Inhalt
Auf einem Passagierdampfer nach Buenos Aires macht sich ein seltsamer Gast bemerkbar. Auf Drängen seiner Mitfahrer fordert er den amtierenden Schachweltmeister zu einer Partie – und gewinnt. Wie sich herausstellt, hat der Wiener Notar Dr. Josef Bartok das Schachspiel in der Isolationshaft gelernt. Nach dem „Anschluss“ Österreichs war er in der dortigen Gestapo-Leitstelle im Hotel Métropole inhaftiert, um ihm die Kontodaten seiner vermögenden Kunden abzupressen. Ein Schachbuch, das ihm zufällig in die Hände fiel, war Bartoks einzige Ablenkung in diesen Monaten quälender Langeweile und Einsamkeit. Das Nachspielen berühmter Partien mit heimlich geschnitzten Figuren – und später im Kopf – stärkte seinen Widerstandswillen, trieb ihn aber auch fast in den Wahnsinn. Lautete sein Schicksal doch die ganze Zeit, gegen sich selbst zu spielen. Bartoks eigentümliches Verhalten auf dem Schiff lässt allerdings Zweifel aufkommen, ob er das Martyrium tatsächlich überstanden hat, oder sich geistig noch immer in seiner Zelle befindet.
Umsetzung
Die von Zweigs Novelle vorgegebene Struktur von Rahmenhandlung und Rückblende wird im Film weitgehend beibehalten. Josef Bartok spielt die Gefahr des Nationalsozialismus zunächst herunter. Nach dem Einmarsch der Nazis versucht er mit seiner Frau Anna zu fliehen, wird jedoch festgenommen und im Gestapo-Hotel Métropole inhaftiert. Nach seiner Erzählung auf dem Schiff, das beide ins Exil bringen soll, war er dort dem Gestapo-Leiter Franz-Josef Böhm ausgeliefert. Diese neue Figur eines zentralen Gegenspielers bedeutet die wichtigste Änderung gegenüber der Vorlage. Der höflich auftretende Böhm verwickelt seinen „Gast“ in ein psychologisches Machtspielchen. Das Schachspiel wird zur heimlichen Metapher dieses Kampfes zweier Gegner, die gezwungen sind, die Winkelzüge des anderen vorauszuahnen. Die Vermischung verschiedener Ebenen wird vor allem visuell vollzogen: Die Grenzen zwischen Schiffskabine und Gefängniszelle scheinen immer mehr zu verschwimmen, auch die Figuren entwickeln ein unheimliches Eigenleben. Das aufwendige Set-Design beider Zeitebenen wurde in Zusammenarbeit mit dem Graphic-Novel-Künstler Arne Jysch entworfen und spielt intelligent mit der entsprechenden Ästhetik von Storyboards.

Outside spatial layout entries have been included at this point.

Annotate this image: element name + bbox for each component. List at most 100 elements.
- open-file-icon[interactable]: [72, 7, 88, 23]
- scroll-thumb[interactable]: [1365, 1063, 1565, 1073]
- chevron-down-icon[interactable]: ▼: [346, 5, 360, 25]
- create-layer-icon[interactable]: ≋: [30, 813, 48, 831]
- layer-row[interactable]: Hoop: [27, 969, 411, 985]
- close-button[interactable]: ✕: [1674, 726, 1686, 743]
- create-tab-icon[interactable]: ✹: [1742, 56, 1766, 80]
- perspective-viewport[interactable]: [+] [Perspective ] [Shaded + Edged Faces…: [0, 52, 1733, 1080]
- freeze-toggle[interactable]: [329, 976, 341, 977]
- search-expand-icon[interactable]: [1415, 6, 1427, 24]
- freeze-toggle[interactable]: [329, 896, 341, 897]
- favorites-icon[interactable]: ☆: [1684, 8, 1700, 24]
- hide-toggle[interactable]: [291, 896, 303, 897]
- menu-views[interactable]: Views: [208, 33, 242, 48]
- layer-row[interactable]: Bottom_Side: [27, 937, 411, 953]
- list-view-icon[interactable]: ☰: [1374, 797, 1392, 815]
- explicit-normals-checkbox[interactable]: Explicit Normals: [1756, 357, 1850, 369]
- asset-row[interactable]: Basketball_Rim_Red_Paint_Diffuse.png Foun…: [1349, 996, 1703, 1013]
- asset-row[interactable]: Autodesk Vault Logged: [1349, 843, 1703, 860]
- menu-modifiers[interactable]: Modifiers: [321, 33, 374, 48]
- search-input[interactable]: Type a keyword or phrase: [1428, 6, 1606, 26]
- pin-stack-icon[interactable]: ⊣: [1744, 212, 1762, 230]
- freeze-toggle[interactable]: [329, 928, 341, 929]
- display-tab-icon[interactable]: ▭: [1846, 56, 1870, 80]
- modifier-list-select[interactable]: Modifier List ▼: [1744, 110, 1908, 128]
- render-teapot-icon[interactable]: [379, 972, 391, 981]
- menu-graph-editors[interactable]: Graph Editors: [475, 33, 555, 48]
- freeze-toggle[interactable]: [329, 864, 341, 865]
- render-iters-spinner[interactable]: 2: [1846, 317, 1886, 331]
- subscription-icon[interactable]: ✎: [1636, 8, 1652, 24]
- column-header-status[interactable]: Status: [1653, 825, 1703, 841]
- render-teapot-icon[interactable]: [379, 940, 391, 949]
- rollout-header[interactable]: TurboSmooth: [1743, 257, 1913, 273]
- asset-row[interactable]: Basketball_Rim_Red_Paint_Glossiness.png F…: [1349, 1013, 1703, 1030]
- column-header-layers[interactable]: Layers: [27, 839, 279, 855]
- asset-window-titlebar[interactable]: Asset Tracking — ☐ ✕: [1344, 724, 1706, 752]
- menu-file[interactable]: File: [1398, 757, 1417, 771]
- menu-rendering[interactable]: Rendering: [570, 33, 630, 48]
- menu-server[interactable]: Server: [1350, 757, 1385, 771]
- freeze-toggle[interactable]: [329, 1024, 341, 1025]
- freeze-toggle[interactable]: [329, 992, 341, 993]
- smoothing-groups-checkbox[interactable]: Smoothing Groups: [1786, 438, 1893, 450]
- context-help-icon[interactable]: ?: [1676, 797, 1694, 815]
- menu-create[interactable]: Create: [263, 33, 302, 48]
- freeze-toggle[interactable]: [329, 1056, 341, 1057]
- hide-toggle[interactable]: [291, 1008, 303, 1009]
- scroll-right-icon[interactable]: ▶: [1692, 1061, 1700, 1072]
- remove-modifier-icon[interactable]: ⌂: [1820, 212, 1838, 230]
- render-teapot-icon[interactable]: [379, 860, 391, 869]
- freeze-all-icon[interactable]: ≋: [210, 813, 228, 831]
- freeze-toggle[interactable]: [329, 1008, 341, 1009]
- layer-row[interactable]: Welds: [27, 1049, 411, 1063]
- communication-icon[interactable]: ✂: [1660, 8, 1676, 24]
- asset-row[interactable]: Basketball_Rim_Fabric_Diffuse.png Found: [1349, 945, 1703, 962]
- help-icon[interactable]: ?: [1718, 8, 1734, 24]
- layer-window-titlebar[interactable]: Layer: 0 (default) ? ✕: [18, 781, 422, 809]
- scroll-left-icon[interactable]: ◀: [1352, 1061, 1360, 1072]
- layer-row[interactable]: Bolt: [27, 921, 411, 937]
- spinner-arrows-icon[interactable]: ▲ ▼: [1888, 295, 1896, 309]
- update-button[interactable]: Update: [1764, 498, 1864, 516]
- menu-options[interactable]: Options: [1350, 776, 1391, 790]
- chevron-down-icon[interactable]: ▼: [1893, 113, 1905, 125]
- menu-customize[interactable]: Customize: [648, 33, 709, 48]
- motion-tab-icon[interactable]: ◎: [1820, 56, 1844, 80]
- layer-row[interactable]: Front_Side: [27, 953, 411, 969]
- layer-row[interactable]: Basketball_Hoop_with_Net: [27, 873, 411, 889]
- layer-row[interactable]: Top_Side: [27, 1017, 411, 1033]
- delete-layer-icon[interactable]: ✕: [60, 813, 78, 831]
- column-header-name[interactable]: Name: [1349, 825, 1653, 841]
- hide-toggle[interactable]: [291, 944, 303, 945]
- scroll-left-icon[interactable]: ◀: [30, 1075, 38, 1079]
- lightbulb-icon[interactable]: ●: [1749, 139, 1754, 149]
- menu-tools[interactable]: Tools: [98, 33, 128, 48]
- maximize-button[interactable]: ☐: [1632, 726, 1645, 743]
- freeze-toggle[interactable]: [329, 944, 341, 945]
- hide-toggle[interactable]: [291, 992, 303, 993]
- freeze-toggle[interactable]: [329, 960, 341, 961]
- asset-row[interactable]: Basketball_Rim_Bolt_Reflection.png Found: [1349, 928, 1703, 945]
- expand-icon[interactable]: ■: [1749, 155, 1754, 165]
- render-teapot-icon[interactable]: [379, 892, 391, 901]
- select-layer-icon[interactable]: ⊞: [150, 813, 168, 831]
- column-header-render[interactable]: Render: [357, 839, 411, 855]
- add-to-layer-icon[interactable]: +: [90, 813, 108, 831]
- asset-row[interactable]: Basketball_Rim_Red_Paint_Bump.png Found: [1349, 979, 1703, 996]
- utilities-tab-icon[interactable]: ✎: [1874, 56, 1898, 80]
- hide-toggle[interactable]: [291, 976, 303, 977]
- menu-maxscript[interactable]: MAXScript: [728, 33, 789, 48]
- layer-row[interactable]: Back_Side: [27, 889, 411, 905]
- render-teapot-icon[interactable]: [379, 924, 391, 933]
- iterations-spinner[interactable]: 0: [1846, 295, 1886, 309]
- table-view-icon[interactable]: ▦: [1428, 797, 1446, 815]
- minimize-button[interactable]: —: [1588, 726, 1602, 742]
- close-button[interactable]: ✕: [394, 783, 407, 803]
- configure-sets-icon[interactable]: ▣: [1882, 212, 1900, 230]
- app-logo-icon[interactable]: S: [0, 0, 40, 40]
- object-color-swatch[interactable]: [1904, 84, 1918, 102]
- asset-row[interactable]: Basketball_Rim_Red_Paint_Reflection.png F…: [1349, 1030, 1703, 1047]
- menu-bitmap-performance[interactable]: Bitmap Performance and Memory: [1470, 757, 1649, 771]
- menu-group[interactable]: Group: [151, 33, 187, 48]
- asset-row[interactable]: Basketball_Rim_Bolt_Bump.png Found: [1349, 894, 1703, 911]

Anknüpfungspunkte für die pädagogische Arbeit
Bereits vorab können die biografischen Bezüge zu Zweigs eigener Exilgeschichte erarbeitet werden. Im Jahr 1934 floh er vor dem zunehmenden Antisemitismus in seinem Heimatland Österreich zunächst nach England. Von New York aus schiffte er sich mit seiner Frau Lotte schließlich nach Brasilien ein, wo die Arbeit an seinen Hauptwerken „Die Welt von gestern“ und „Schachnovelle“ seine letzten Lebensjahre bestimmte. Am 23. Februar 1942 nahm sich das Paar das Leben. Der Verlust der geliebten Heimat und die Zustände nach der Machtübernahme der Nationalsozialisten sind zentrale Motive beider Bücher. Im Geschichtsunterricht lassen sich auch die Geschehnisse im umgewandelten Gestapo-Hotel Métropole erörtern, von denen Zweig durch Freunde erfuhr. Bis 1945 wurden dort etwa 50.000 Antifaschisten, Kommunisten, Sozialisten und Juden gefangen gehalten, gefoltert oder auch ermordet. In der Analyse von Figuren und Erzählperspektive sollten die Unterschiede zwischen Vorlage und Philipp Stölzs filmischer „Verdichtung“ geklärt werden; in der Besetzung des Schachweltmeisters Mirko Czentovic etwa wartet eine kleine Überraschung. Unter filmästhetischen Gesichtspunkten bietet sich die visuelle Gestaltung von Bartoks Abgleiten in physische Abgründe als Thema an.